In a sense, the B.E.2 inspired the first generation of fighters by displaying all of the qualities that no one wanted in a fighter aircraft, including poor visibility, poor reliability, difficulty of control, slow speed, and weak armament. The advent of the Fokker Eindecker made the B.E.2 positively hazardous to fly. Refinements often hurt more than they helped, with the plane becoming steadily more dangerous and accident prone as grew heavier.
It’s tough to give a failing grade to a first effort. But the B.E.2’s difficulty and poor reliability, combined with the British decision to keep it in service well beyond its freshness date, earn it a spot on this list. Incidentally, the failure of the Royal Flying Corps to effectively substitute for the B.E.2 in a timely fashion provided much grist for early advocates of the Royal Air Force, the world’s first independent air force.
Brewster Buffalo:
A short, squat, and unattractive aircraft, the Buffalo entered service in the same year as the Mitsubishi A6M Zero and the Bf-109, two overwhelmingly superior aircraft. Intended to serve as both a land and carrier-borne fighter, the Buffalo saw its first combat in Finnish service, as several were transferred from the United States after the Winter War. Weight increases during the design process included provisions for heavier armament, extra fuel, and armor plating. Unfortunately, these left the airframe dreadfully underpowered, unable to keep up or maneuver with its best contemporaries. Although the Buffalos operated by the Finnish Air Force did well against the Soviets in the early days of the “continuation war,” Buffalo pilots serving in Commonwealth and Dutch air forces in Southeast Asia were massacred by Japanese fliers in Zeros and Oscars. To add to its least desirable characteristics, the Buffalo performed poorly in the high temperatures common in the tropics.
Marine Corps pilots referred to the Buffalo as—you guessed it—a “flying coffin” in the wake of the Battle of Midway, where the aircraft performed disastrously against the Japanese.

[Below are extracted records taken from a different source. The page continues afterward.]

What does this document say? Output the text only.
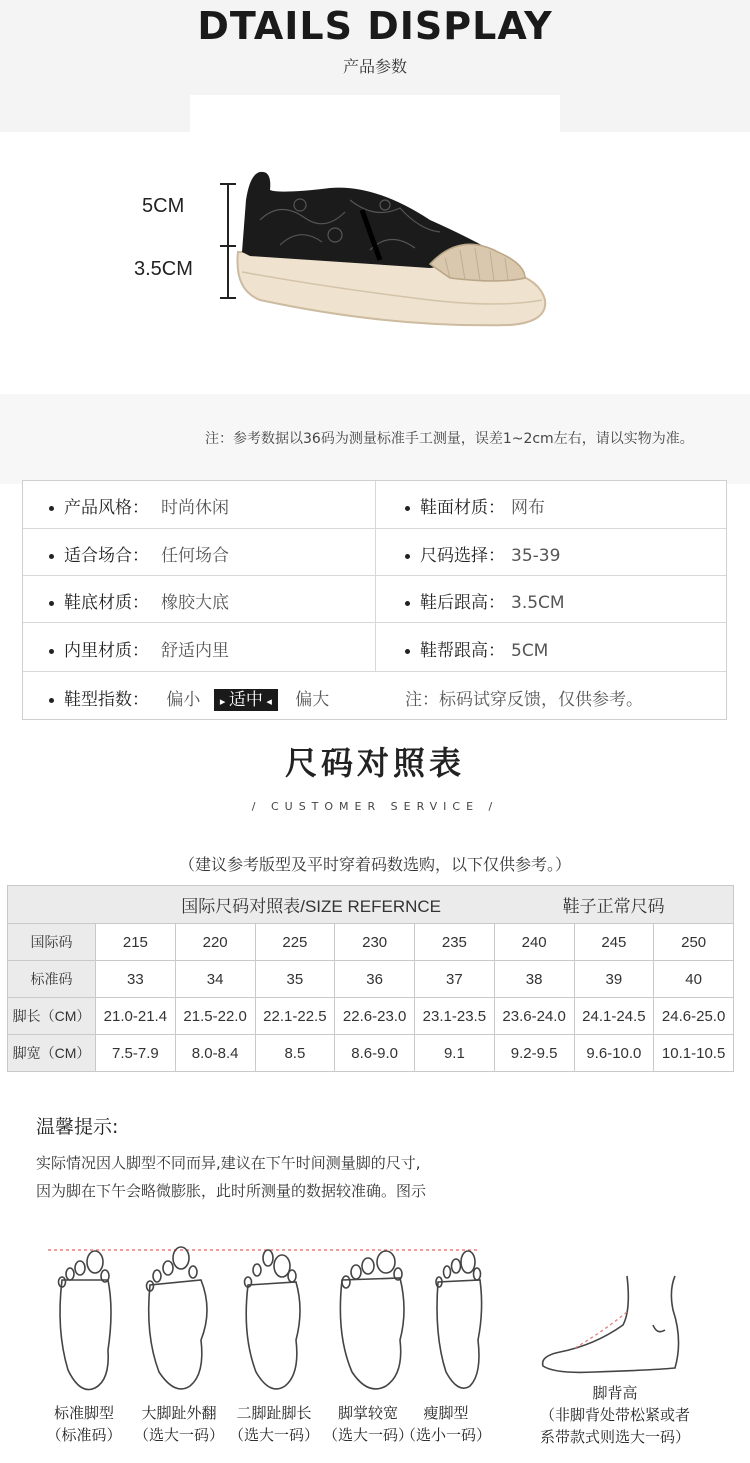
DTAILS DISPLAY
产品参数
5CM
3.5CM
注：参考数据以36码为测量标准手工测量，误差1~2cm左右，请以实物为准。
产品风格： 时尚休闲	鞋面材质： 网布
适合场合： 任何场合	尺码选择： 35-39
鞋底材质： 橡胶大底	鞋后跟高： 3.5CM
内里材质： 舒适内里	鞋帮跟高： 5CM
鞋型指数： 偏小 ▸ 适中 ◂ 偏大	注：标码试穿反馈，仅供参考。
尺码对照表
/ CUSTOMER SERVICE /
（建议参考版型及平时穿着码数选购，以下仅供参考。）
国际尺码对照表/SIZE REFERNCE						鞋子正常尺码		
国际码	215	220	225	230	235	240	245	250
标准码	33	34	35	36	37	38	39	40
脚长（CM）	21.0-21.4	21.5-22.0	22.1-22.5	22.6-23.0	23.1-23.5	23.6-24.0	24.1-24.5	24.6-25.0
脚宽（CM）	7.5-7.9	8.0-8.4	8.5	8.6-9.0	9.1	9.2-9.5	9.6-10.0	10.1-10.5
温馨提示:
实际情况因人脚型不同而异,建议在下午时间测量脚的尺寸,
因为脚在下午会略微膨胀，此时所测量的数据较准确。图示
标准脚型
（标准码）
大脚趾外翻
（选大一码）
二脚趾脚长
（选大一码）
脚掌较宽
（选大一码）
瘦脚型
（选小一码）
脚背高
（非脚背处带松紧或者
系带款式则选大一码）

It was quickly replaced in U.S. service by its far more effective counterpart, the Grumman F4F Wildcat.
Lavochkin-Gorbunov-Gudkov LaGG-3:
Military modernization is often about timing, and the Soviet Union of the 1930s rebuilt its military industries slightly too quickly, optimizing production around technologies that would fall a step behind foreign contemporaries. The LaGG-3, first flow in 1940 but developed from the LaGG-1, was the Soviet Air Forces premier fighter during the German invasion of 1941, and was such a disaster that, playing on the fighter’s acronym, pilots referred to it as “the varnished guaranteed coffin.”
Although it entered service five years after the Bf-109, the LaGG-3 was essentially hopeless in combat against its contemporary. It unfortunately combined lightweight wood construction with an underpowered engine, which meant that it struggled to gain tactical advantage against heavier German fighters, yet went to pieces when hit. Combined with desperate Soviet pilot training practices of the war, there’s little surprise as to how German and Finnish aviators gained such remarkably high totals against their Soviet opponents. Production of the LaGG-3 should have ended in 1942, but the agility of the Soviet military industrial complex being what it was, continued until 1944.
Century Series:
Picking a candidate from the Century series was a struggle. Most of the Century Series aircraft were developed while the Air Force was still dominated by the strategic bombing cadre, and interested primarily in the prospects of nuclear combat with the Soviet Union. Tactical Air Command tried to resolve this problem by making itself as “strategic” as possible, focusing on interceptors that could catch and kill Soviet bombers, and also on fighters heavy enough to deliver nuclear weapons. This left the fighters of the USAF poorly equipped to tangle with the tiny, maneuverable MiGs deployed by the PAVNAF.